Jeanne Crain is Ruth Bowman, formerly Stanton, a newlywed who boards an ocean liner with hubbie John (Carl Betz) to honeymoon abroad. Once the ship has sailed, however, John is nowhere to be found, and no one but Ruth remembers seeing him. Adding further frustration is the fact that though Ruth insists they checked into a larger room as a couple, the ship has her booked in a different room as a single passenger, and under her maiden name to boot. The ship's doctor, Paul Manning (Michael Rennie), takes Ruth under his care, but he becomes too confused by his attraction to her to know for sure if she's telling the truth or merely delusional. Late-night phone calls from John warning Ruth of trouble are no help, nor is the fact that the nuptials were so quickly arranged, there is nothing to verify that they even happened, not even a ring.
Ruth sees trouble around every corner. So much so, you'd be forgiven if you mistook the pleasure cruiser for a fishing trawler casting a wide net for red herring. There is the gay divorcee who warned of lost husbands, and the leering steward and his inappropriate innuendos. There is also a little post-War paranoia, with the creepiest suspect being a German-accented man with a limp. Even the audience has some reason to doubt Ruth. We've seen John, but her whispered inner monologue makes us wonder if maybe we're not part of her persecution complex.

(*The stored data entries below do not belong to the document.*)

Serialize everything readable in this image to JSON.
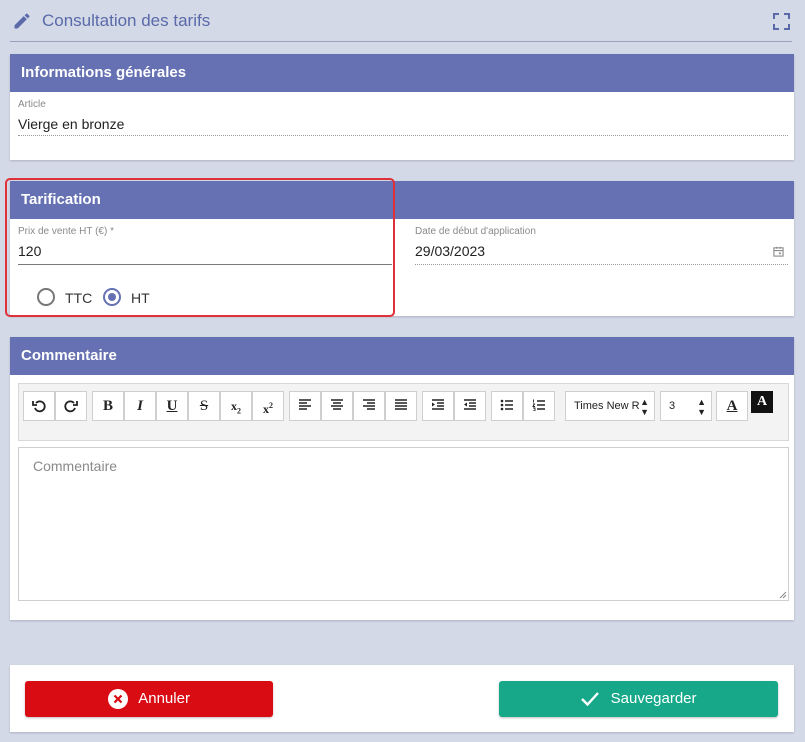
{
  "header": {
    "title": "Consultation des tarifs",
    "edit_icon": "pencil-icon",
    "expand_icon": "expand-icon"
  },
  "info": {
    "heading": "Informations générales",
    "article_label": "Article",
    "article_value": "Vierge en bronze"
  },
  "pricing": {
    "heading": "Tarification",
    "price_label": "Prix de vente HT (€) *",
    "price_value": "120",
    "date_label": "Date de début d'application",
    "date_value": "29/03/2023",
    "radio_ttc": "TTC",
    "radio_ht": "HT",
    "selected": "HT"
  },
  "comment": {
    "heading": "Commentaire",
    "placeholder": "Commentaire",
    "font_family": "Times New R",
    "font_size": "3"
  },
  "footer": {
    "cancel_label": "Annuler",
    "save_label": "Sauvegarder"
  },
  "colors": {
    "header": "#6571b2",
    "cancel": "#d90c14",
    "save": "#17a88a",
    "accent": "#5a6aa8"
  }
}
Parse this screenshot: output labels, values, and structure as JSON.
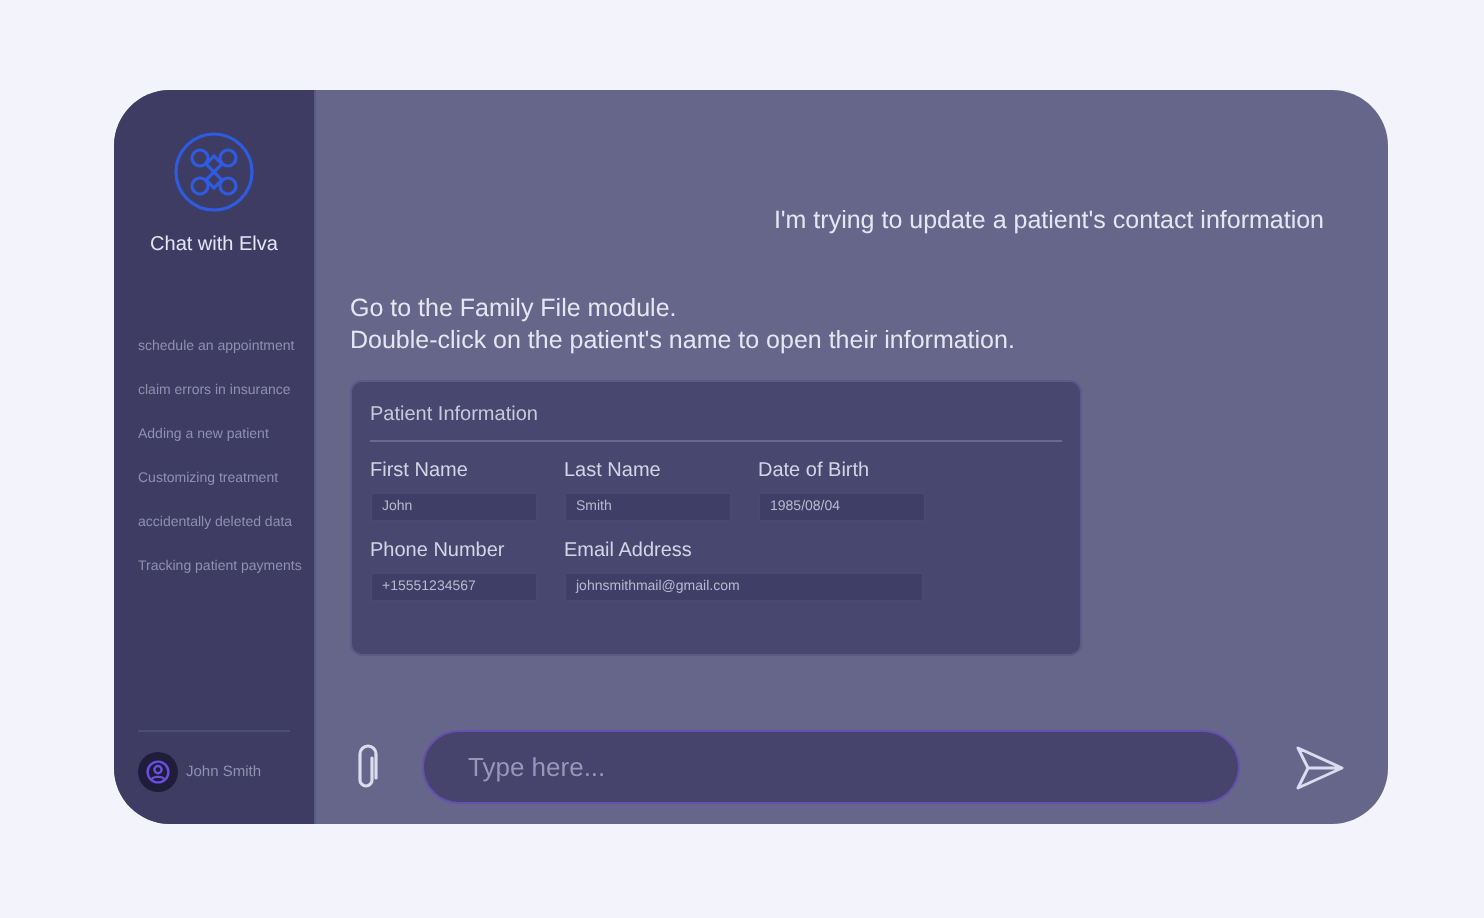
{
  "sidebar": {
    "title": "Chat with Elva",
    "items": [
      "schedule an appointment",
      "claim errors in insurance",
      "Adding a new patient",
      "Customizing treatment",
      "accidentally deleted data",
      "Tracking patient payments"
    ],
    "user": "John Smith"
  },
  "messages": [
    {
      "kind": "user",
      "lines": [
        "I'm trying to update a patient's contact information"
      ]
    },
    {
      "kind": "bot",
      "lines": [
        "Go to the Family File module.",
        "Double-click on the patient's name to open their information."
      ]
    }
  ],
  "card": {
    "title": "Patient Information",
    "rows": [
      [
        {
          "kind": "short",
          "label": "First Name",
          "value": "John"
        },
        {
          "kind": "short",
          "label": "Last Name",
          "value": "Smith"
        },
        {
          "kind": "short",
          "label": "Date of Birth",
          "value": "1985/08/04"
        }
      ],
      [
        {
          "kind": "short",
          "label": "Phone Number",
          "value": "+15551234567"
        },
        {
          "kind": "wide",
          "label": "Email Address",
          "value": "johnsmithmail@gmail.com"
        }
      ]
    ]
  },
  "composer": {
    "placeholder": "Type here..."
  }
}
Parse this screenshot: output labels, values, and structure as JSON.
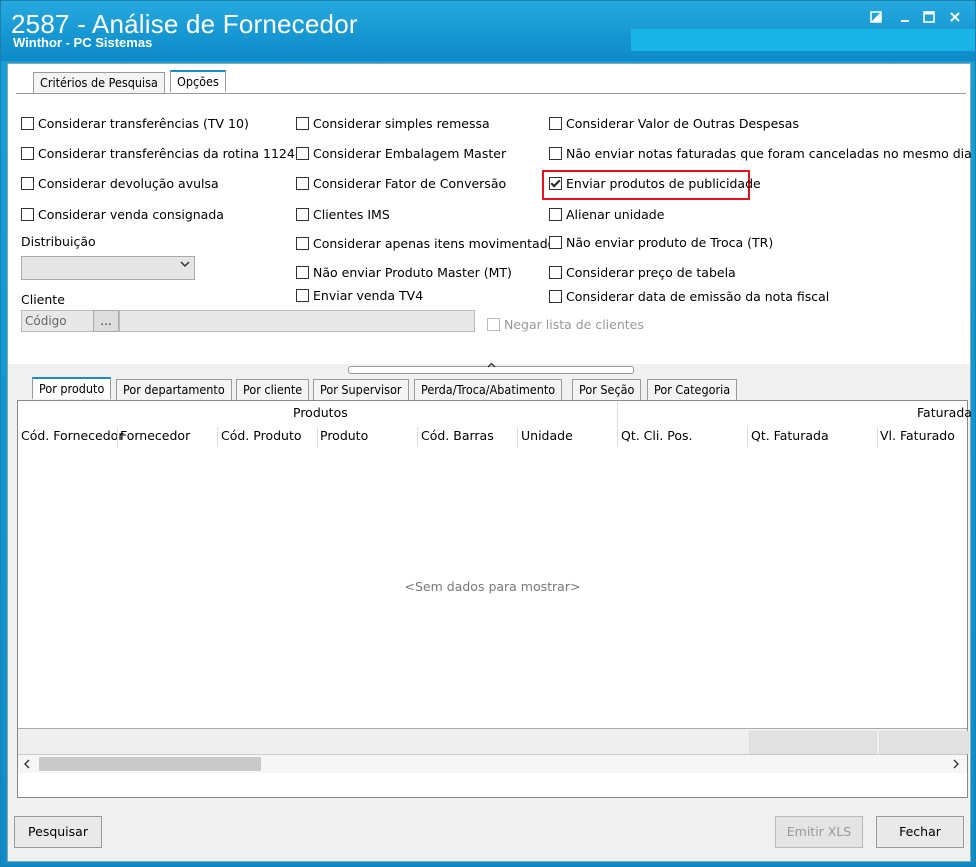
{
  "window": {
    "title": "2587 - Análise de Fornecedor",
    "subtitle": "Winthor - PC Sistemas",
    "controls": [
      "restore",
      "minimize",
      "maximize",
      "close"
    ]
  },
  "top_tabs": [
    {
      "label": "Critérios de Pesquisa",
      "active": false
    },
    {
      "label": "Opções",
      "active": true
    }
  ],
  "options": {
    "col1": [
      {
        "label": "Considerar transferências (TV 10)",
        "checked": false
      },
      {
        "label": "Considerar transferências da rotina 1124",
        "checked": false
      },
      {
        "label": "Considerar devolução avulsa",
        "checked": false
      },
      {
        "label": "Considerar venda consignada",
        "checked": false
      }
    ],
    "col2": [
      {
        "label": "Considerar simples remessa",
        "checked": false
      },
      {
        "label": "Considerar Embalagem Master",
        "checked": false
      },
      {
        "label": "Considerar Fator de Conversão",
        "checked": false
      },
      {
        "label": "Clientes IMS",
        "checked": false
      },
      {
        "label": "Considerar apenas itens movimentados",
        "checked": false
      },
      {
        "label": "Não enviar Produto Master (MT)",
        "checked": false
      },
      {
        "label": "Enviar venda TV4",
        "checked": false
      }
    ],
    "col3": [
      {
        "label": "Considerar Valor de Outras Despesas",
        "checked": false
      },
      {
        "label": "Não enviar notas faturadas que foram canceladas no mesmo dia",
        "checked": false
      },
      {
        "label": "Enviar produtos de publicidade",
        "checked": true
      },
      {
        "label": "Alienar unidade",
        "checked": false
      },
      {
        "label": "Não enviar produto de Troca (TR)",
        "checked": false
      },
      {
        "label": "Considerar preço de tabela",
        "checked": false
      },
      {
        "label": "Considerar data de emissão da nota fiscal",
        "checked": false
      }
    ]
  },
  "distribuicao": {
    "label": "Distribuição",
    "value": ""
  },
  "cliente": {
    "label": "Cliente",
    "code_placeholder": "Código",
    "browse": "...",
    "negar_label": "Negar lista de clientes"
  },
  "bottom_tabs": [
    {
      "label": "Por produto",
      "active": true
    },
    {
      "label": "Por departamento",
      "active": false
    },
    {
      "label": "Por cliente",
      "active": false
    },
    {
      "label": "Por Supervisor",
      "active": false
    },
    {
      "label": "Perda/Troca/Abatimento",
      "active": false
    },
    {
      "label": "Por Seção",
      "active": false
    },
    {
      "label": "Por Categoria",
      "active": false
    }
  ],
  "grid": {
    "band_produtos": "Produtos",
    "band_faturada": "Faturada",
    "columns": [
      "Cód. Fornecedor",
      "Fornecedor",
      "Cód. Produto",
      "Produto",
      "Cód. Barras",
      "Unidade",
      "Qt. Cli. Pos.",
      "Qt. Faturada",
      "Vl. Faturado"
    ],
    "empty": "<Sem dados para mostrar>"
  },
  "buttons": {
    "pesquisar": "Pesquisar",
    "emitir_xls": "Emitir XLS",
    "fechar": "Fechar"
  }
}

Directed by Joseph Newman, and based on a story by mystery writer John Dickson Carr, Dangerous Crossing may be the 24th entry in Fox's newly exhumed Film Noir series, but purists will find that definition stretched a bit to include this title. Though Newman does imbue the ocean liner with an atmosphere of dread, with its endless corridors, foggy decks, and even the occasional, subtle up-and-down shifting of the frame to simulate the queasiness of sea travel, he doesn't take full advantage. Dangerous Crossing lacks the hardboiled edge or blackened morality that is normally found on noirish streets. Plus, some of the more seasoned purveyors of the genre with a stronger sense of the grotesque would have never thrown a Halloween party on board without using masks and hidden identities to take advantage of the noir theme of reinvention. It's like Mr. Arkadin put on one of his costume parties and everyone showed up in their regular clothes.
Yet, if you're not bugged by misplaced tags and want a solid black-and-white suspense film, Dangerous Crossing should do the trick. Jeanne Crain makes for an excellent losing-her-mind heroine, and the script should keep you guessing right up until the big reveal.
Subtitles are available in French and Spanish, as well as English for the deaf and hearing impaired.
The bonus section on Dangerous Crossing is lead by two alternate audio tracks. One isolates the film score by Lionel Newman, and the second is an audio commentary by historian Aubrey Solomon, who has co-authored books about the history of 20th Century Fox. The music-only option is not simply a case of dropping out the other sound when the score is on, but it actually takes us back to the recording session, including conductor cues; the downside is the pauses between orchestral swells. Solomon's commentary is a comprehensive, scholarly overview, including background on the actors and what was happening in the movie industry at the time, in addition to facts specific to Dangerous Crossing.
"Peril at Sea: Charting a Dangerous Crossing" is a 9-minute featurette about the film with historians and Jeanne Crain's granddaughter, and it's a much quicker explanation of the film for those who may not want to sit through the whole commentary.
Finally, a stills gallery and an interactive version of the original press book sit alongside the trailers for Dangerous Crossing and several other releases in the Fox Film Noir line.